I know a little bit about this. The planning problem is not just with councils. Councils cop the blame in the press because they hold the ring between the proponents and the objectors. It is the national agencies, often with their heavy-handed overregulation, that must share the blame for most of the delays and obfuscation in the planning system by adding costs that we cannot afford. While the modernisation of planning committees might be an eye-catching announcement in the press notices yesterday, a clear restatement of the equality of the three limbs of sustainable development—social, economic and environmental—and the recalibration of the balance between them, so that one limb does not have a veto over the others, would be more useful. It is time that the veto over delivering new affordable homes, establishing new communities and building new infrastructure is removed from Natural England, which in my experience, and that of your Lordships’ Built Environment Committee, has been found wanting.
Not building new homes does nothing to clean up our rivers. Wheeling out rogue algorithms on bat numbers should not blindly condemn communities to congestion for ever. Forcing councils to hire people in yellow coats to tell ramblers how to walk their dogs in the name of GIRAMS regulations is simply pointless posturing. Preening, self-serving bureaucracy by unaccountable agencies acting as activists rather than as regulators must be rolled back if we are to progress.

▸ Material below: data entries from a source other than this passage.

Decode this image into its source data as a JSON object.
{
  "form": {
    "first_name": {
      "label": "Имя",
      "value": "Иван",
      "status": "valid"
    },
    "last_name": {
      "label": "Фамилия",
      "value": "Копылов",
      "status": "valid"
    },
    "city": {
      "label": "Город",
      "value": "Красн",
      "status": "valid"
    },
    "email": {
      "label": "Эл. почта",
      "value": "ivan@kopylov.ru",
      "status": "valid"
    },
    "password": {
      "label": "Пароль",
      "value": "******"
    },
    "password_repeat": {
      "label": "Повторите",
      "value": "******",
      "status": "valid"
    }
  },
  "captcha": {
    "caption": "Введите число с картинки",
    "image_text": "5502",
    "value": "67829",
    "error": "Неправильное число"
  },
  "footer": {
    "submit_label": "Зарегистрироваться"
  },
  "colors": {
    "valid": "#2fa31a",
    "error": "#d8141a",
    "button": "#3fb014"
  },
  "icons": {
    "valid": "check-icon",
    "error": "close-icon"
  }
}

It is now clear to me that preventing the reform of nutrient neutrality rules last year might have been good politics, but artisan journeymen such as bricklayers, plumbers, roofers and tilers have been caught in the cross-fire and paid the price in lost work and failed businesses. This has made it even harder for us to meet the targets.
Ah, the targets—we have been in this place before. All I will say is that simply wishing for houses to be built is not a strategy; to make progress here, we need to recognise that there is a world of difference between funding new homes and financing them. Funding is writing the cheque; financing is putting that deal together. They are completely different disciplines. In a world where writing the cheque is not easy, the Government must give more licence to local planning authorities, such as district councils in the travel-to-work areas to which the noble Lord, Lord Lansley, referred and which surround our cities, to set up development corporations, pull deals together and take the risk on upfront infrastructure delivery, with repayment as the new homes are occupied.
I am conscious that I am slightly over time but, as this is my maiden speech, I hope that noble Lords will forgive me. I sat on the CIL review in 2016-17 and—to go into one detail—I find it astonishing that local authorities are prevented from borrowing against projected infrastructure income, in the way that they can with Section 106. I could point to many other examples. Only by fixing such things will we allow more homes to be built. Simply hoping that our wishes come true will not be enough.
Everything that I have done in my career has brought me to this place to talk about these two most consequential issues of our time. I am proud to be debating the importance of good food placed on kitchen tables in new homes—food and shelter. These are the two most basic needs for individuals, without which there can be no true foundations for a healthy society and a vibrant economy. I stand by to play my part in helping our nation provide for these needs, and I wish the new Government well in seeking to fulfil them.